Rapat Revisi UU TNI di Hotel Mewah: Transparansi dan Akuntabilitas dipertanyakan di tengah Kondisi Ekonomi Sulit
Rapat Revisi UU TNI di Hotel Mewah: Transparansi dan Akuntabilitas dipertanyakan di tengah Kondisi Ekonomi Sulit
Koalisi Masyarakat Sipil untuk Reformasi Sektor Keamanan mengecam keras penyelenggaraan rapat pembahasan Revisi Undang-Undang (RUU) TNI di Hotel Fairmont, Jakarta Pusat. Langkah ini dinilai sangat tidak tepat, khususnya mengingat kondisi ekonomi nasional yang tengah mengalami kesulitan. Koordinator Kontras, Dimas Bagus Arya Saputra, menyatakan keprihatinannya atas pemilihan lokasi rapat yang dinilai bertolak belakang dengan realita ekonomi saat ini, yang ditandai dengan gelombang Pemutusan Hubungan Kerja (PHK) massal dan defisit anggaran negara yang signifikan.
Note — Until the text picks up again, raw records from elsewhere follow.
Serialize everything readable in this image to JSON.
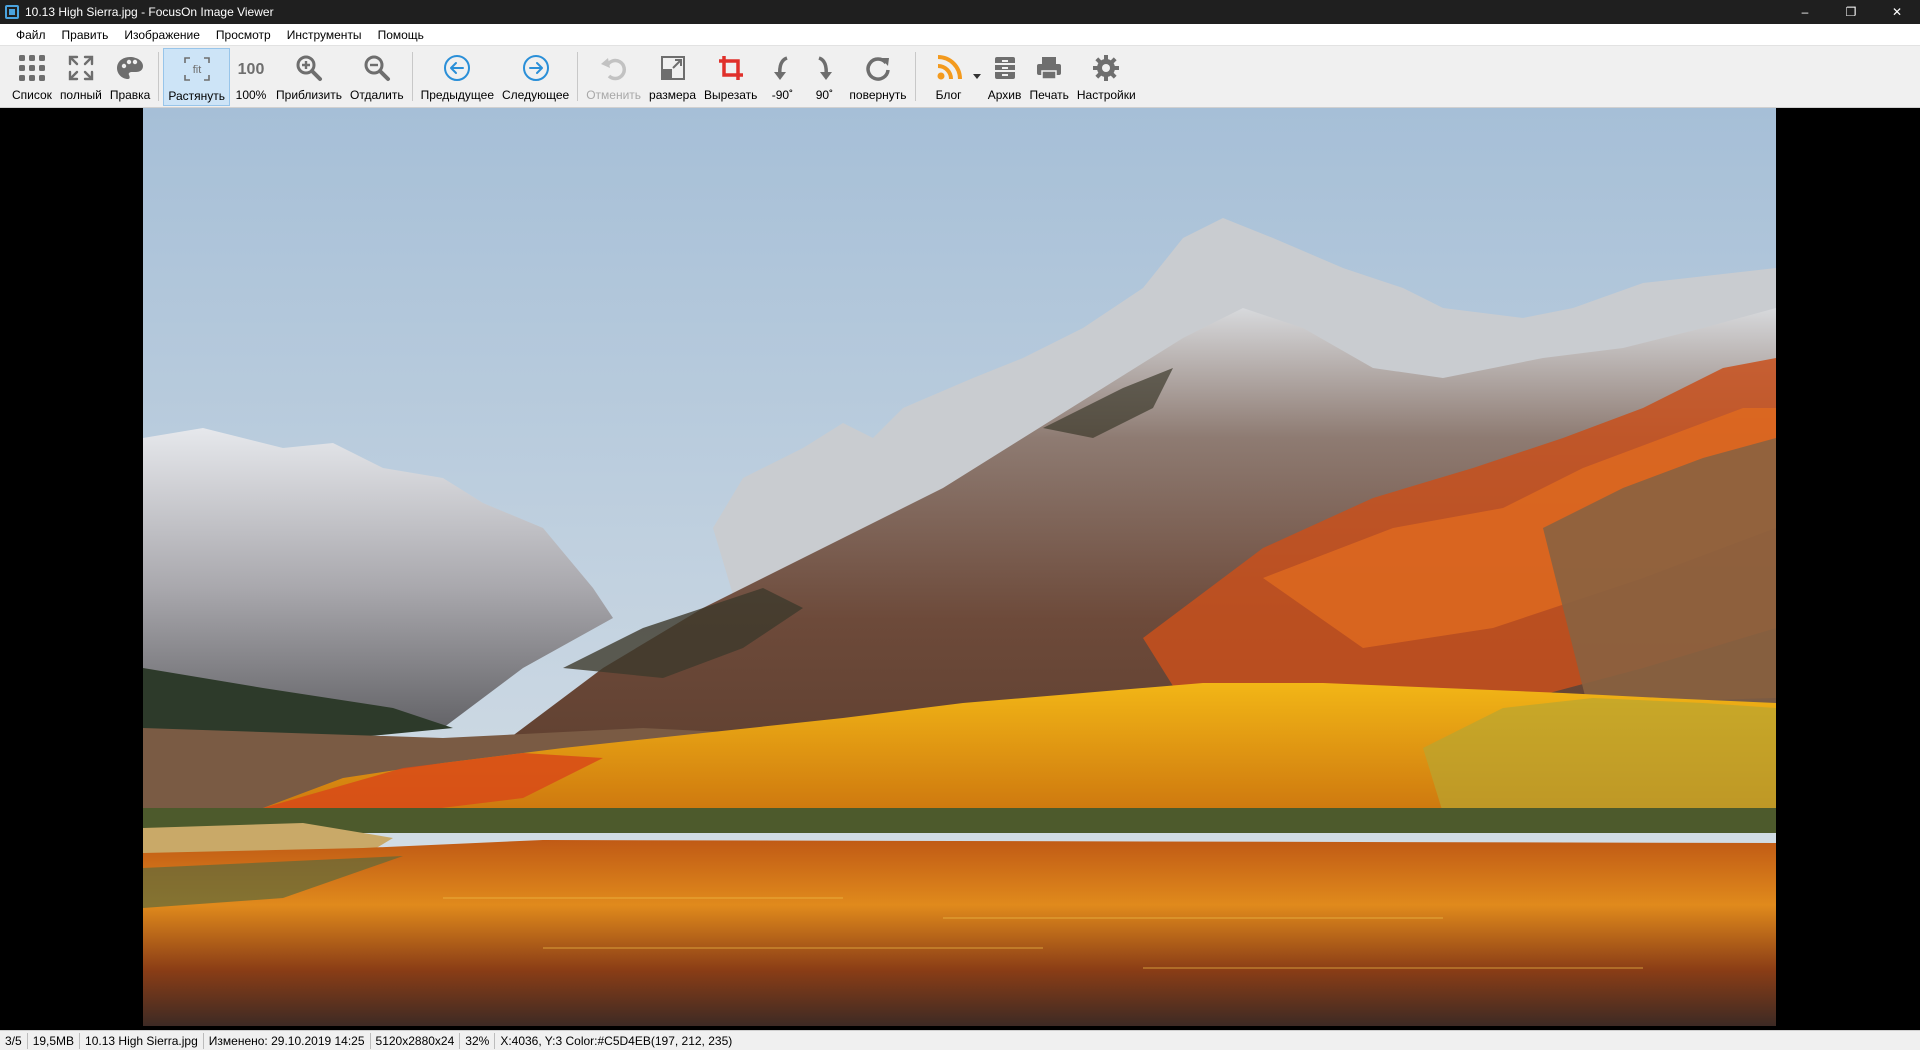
{
  "window": {
    "title": "10.13 High Sierra.jpg - FocusOn Image Viewer",
    "minimize": "–",
    "restore": "❐",
    "close": "✕"
  },
  "menu": [
    "Файл",
    "Править",
    "Изображение",
    "Просмотр",
    "Инструменты",
    "Помощь"
  ],
  "toolbar": {
    "list": "Список",
    "full": "полный",
    "edit": "Правка",
    "fit": "Растянуть",
    "fit_icon_text": "fit",
    "actual": "100%",
    "actual_icon_text": "100",
    "zoom_in": "Приблизить",
    "zoom_out": "Отдалить",
    "prev": "Предыдущее",
    "next": "Следующее",
    "undo": "Отменить",
    "resize": "размера",
    "crop": "Вырезать",
    "rot_left": "-90˚",
    "rot_right": "90˚",
    "rotate": "повернуть",
    "blog": "Блог",
    "archive": "Архив",
    "print": "Печать",
    "settings": "Настройки"
  },
  "icons": {
    "accent_blue": "#2a8fd8",
    "crop_red": "#e0302a",
    "rss_orange": "#f39a1e",
    "gray": "#6e6e6e"
  },
  "status": {
    "index": "3/5",
    "size": "19,5MB",
    "filename": "10.13 High Sierra.jpg",
    "modified": "Изменено: 29.10.2019 14:25",
    "dimensions": "5120x2880x24",
    "zoom": "32%",
    "pixel": "X:4036, Y:3 Color:#C5D4EB(197, 212, 235)"
  }
}
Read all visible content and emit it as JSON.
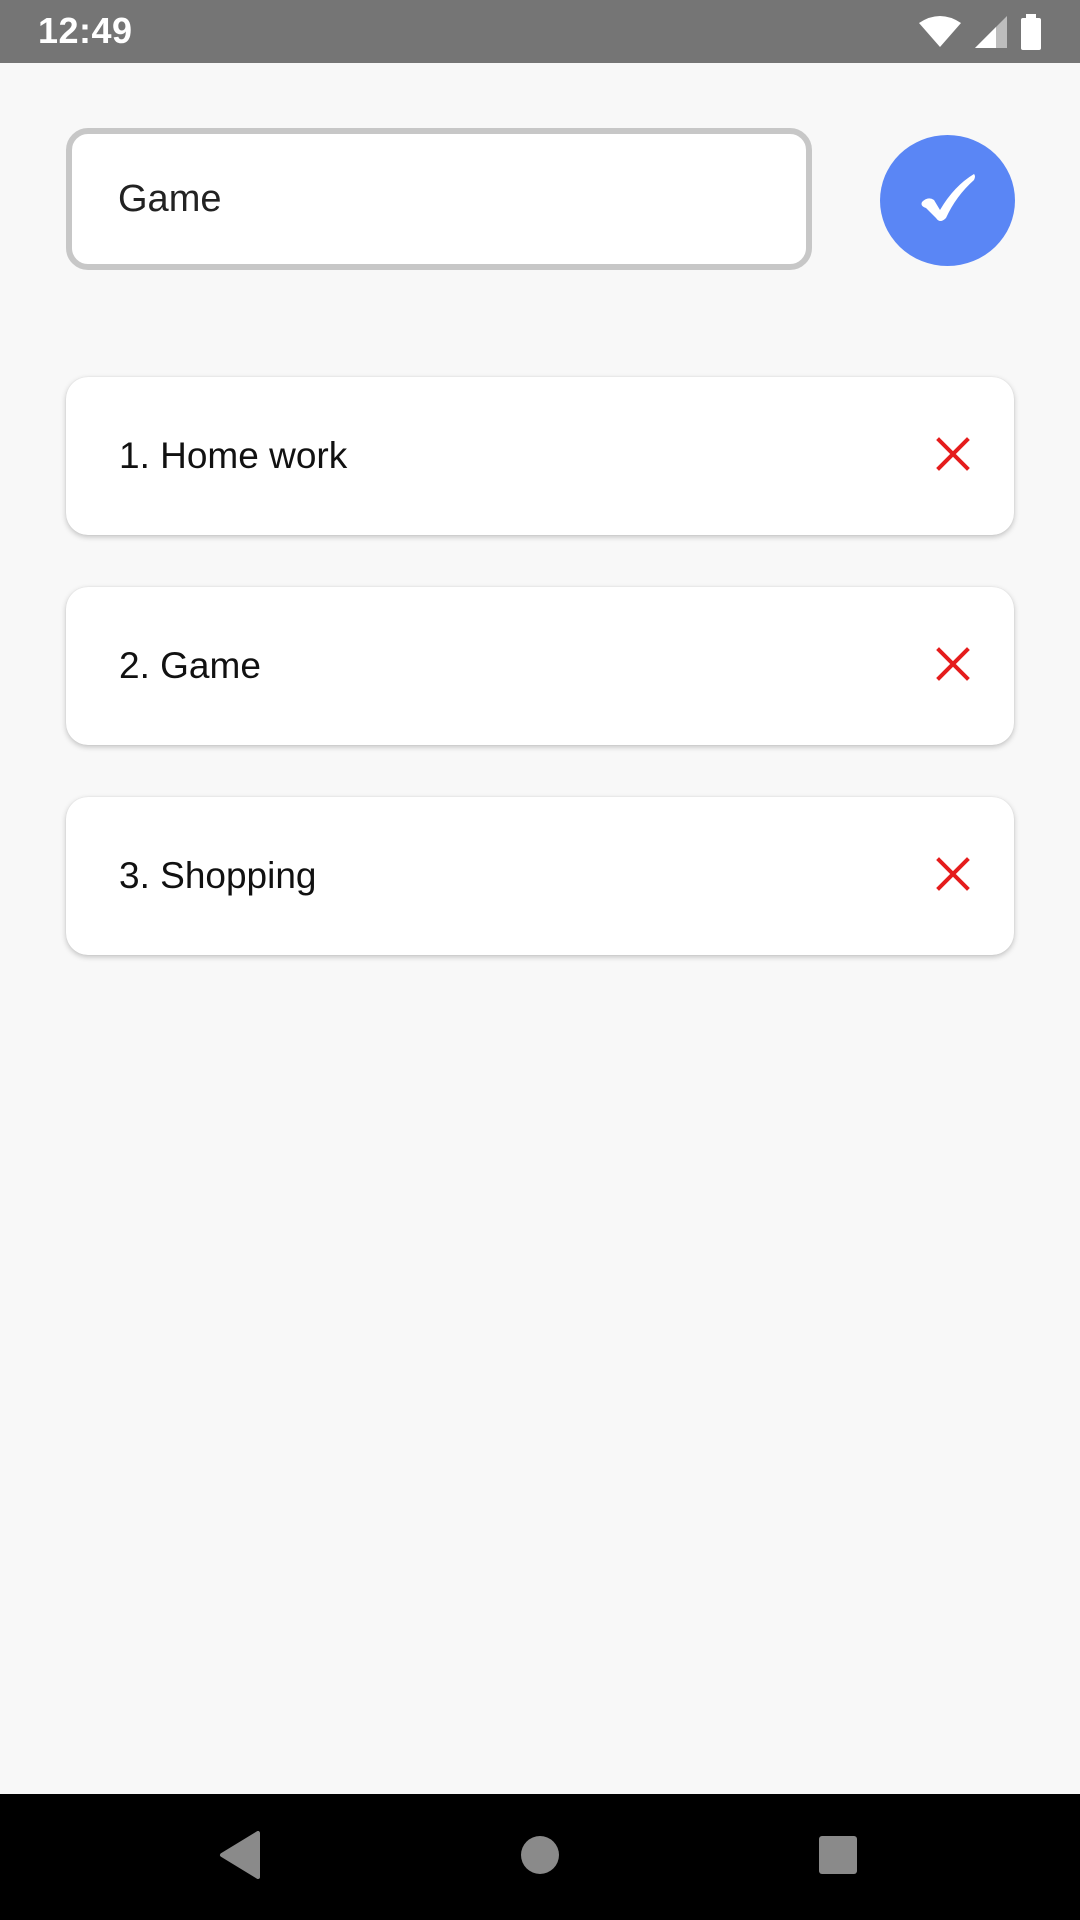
{
  "status_bar": {
    "time": "12:49",
    "icons": [
      "wifi-icon",
      "signal-icon",
      "battery-icon"
    ]
  },
  "input": {
    "value": "Game",
    "confirm_icon": "check-icon"
  },
  "tasks": [
    {
      "label": "1. Home work",
      "delete_icon": "close-icon"
    },
    {
      "label": "2. Game",
      "delete_icon": "close-icon"
    },
    {
      "label": "3. Shopping",
      "delete_icon": "close-icon"
    }
  ],
  "nav_bar": {
    "buttons": [
      "back-icon",
      "home-icon",
      "recents-icon"
    ]
  },
  "colors": {
    "accent": "#5a86f5",
    "delete": "#e51c1c",
    "status_bar": "#757575",
    "input_border": "#c7c7c7",
    "background": "#f8f8f8"
  }
}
Pernyataan Menteri Keuangan terkait defisit APBN yang mencapai hampir Rp 3 triliun semakin memperkuat argumentasi tersebut. Penggunaan anggaran negara untuk fasilitas mewah di tengah situasi ekonomi yang sulit dinilai sebagai tindakan yang tidak bertanggung jawab dan tidak sensitif terhadap kondisi rakyat.
Pemilihan Hotel Fairmont sebagai lokasi rapat juga menimbulkan pertanyaan terkait transparansi dan akses publik terhadap proses legislasi. Dimas Bagus Arya Saputra menyoroti minimnya akses publik terhadap pembahasan RUU TNI yang digelar di luar gedung DPR. Hal ini dikhawatirkan akan menghambat partisipasi masyarakat dalam proses pembentukan peraturan perundang-undangan, yang seharusnya menjadi hak konstitusional setiap warga negara. Ketidaktransparanan ini semakin memperkuat kecurigaan adanya upaya untuk menutup-nutupi proses pembahasan RUU TNI dari pengawasan publik. Kontras menilai, rapat yang digelar secara tertutup di hotel mewah ini justru berpotensi menimbulkan interpretasi negatif dan memicu spekulasi tentang adanya kepentingan terselubung di balik pembahasan revisi UU TNI.
Rapat panitia kerja (Panja) RUU TNI yang berlangsung selama dua hari, Jumat dan Sabtu (14-15 Maret 2025), meliputi pembahasan materi substansial revisi UU TNI, termasuk penambahan masa dinas keprajuritan dan perluasan penempatan prajurit aktif di kementerian/lembaga atau jabatan sipil. Ironisnya, rapat ini berlangsung di Ballroom Ground Floor dan Ruang Rapat Ruby 3rd Floor Hotel Fairmont. Upaya konfirmasi kepada Pimpinan Komisi I DPR terkait lokasi rapat ini mendapatkan respon yang beragam. Wakil Ketua Komisi I DPR RI, Dave Laksono, tidak merespon pertanyaan konfirmasi, sementara anggota Komisi I DPR RI dari Fraksi PDI-P, TB Hasanuddin, hanya membenarkan adanya rapat tanpa menjelaskan lokasi penyelenggaraannya. Keengganan untuk memberikan informasi yang transparan semakin memperkuat dugaan adanya upaya untuk membatasi akses publik terhadap proses legislasi ini.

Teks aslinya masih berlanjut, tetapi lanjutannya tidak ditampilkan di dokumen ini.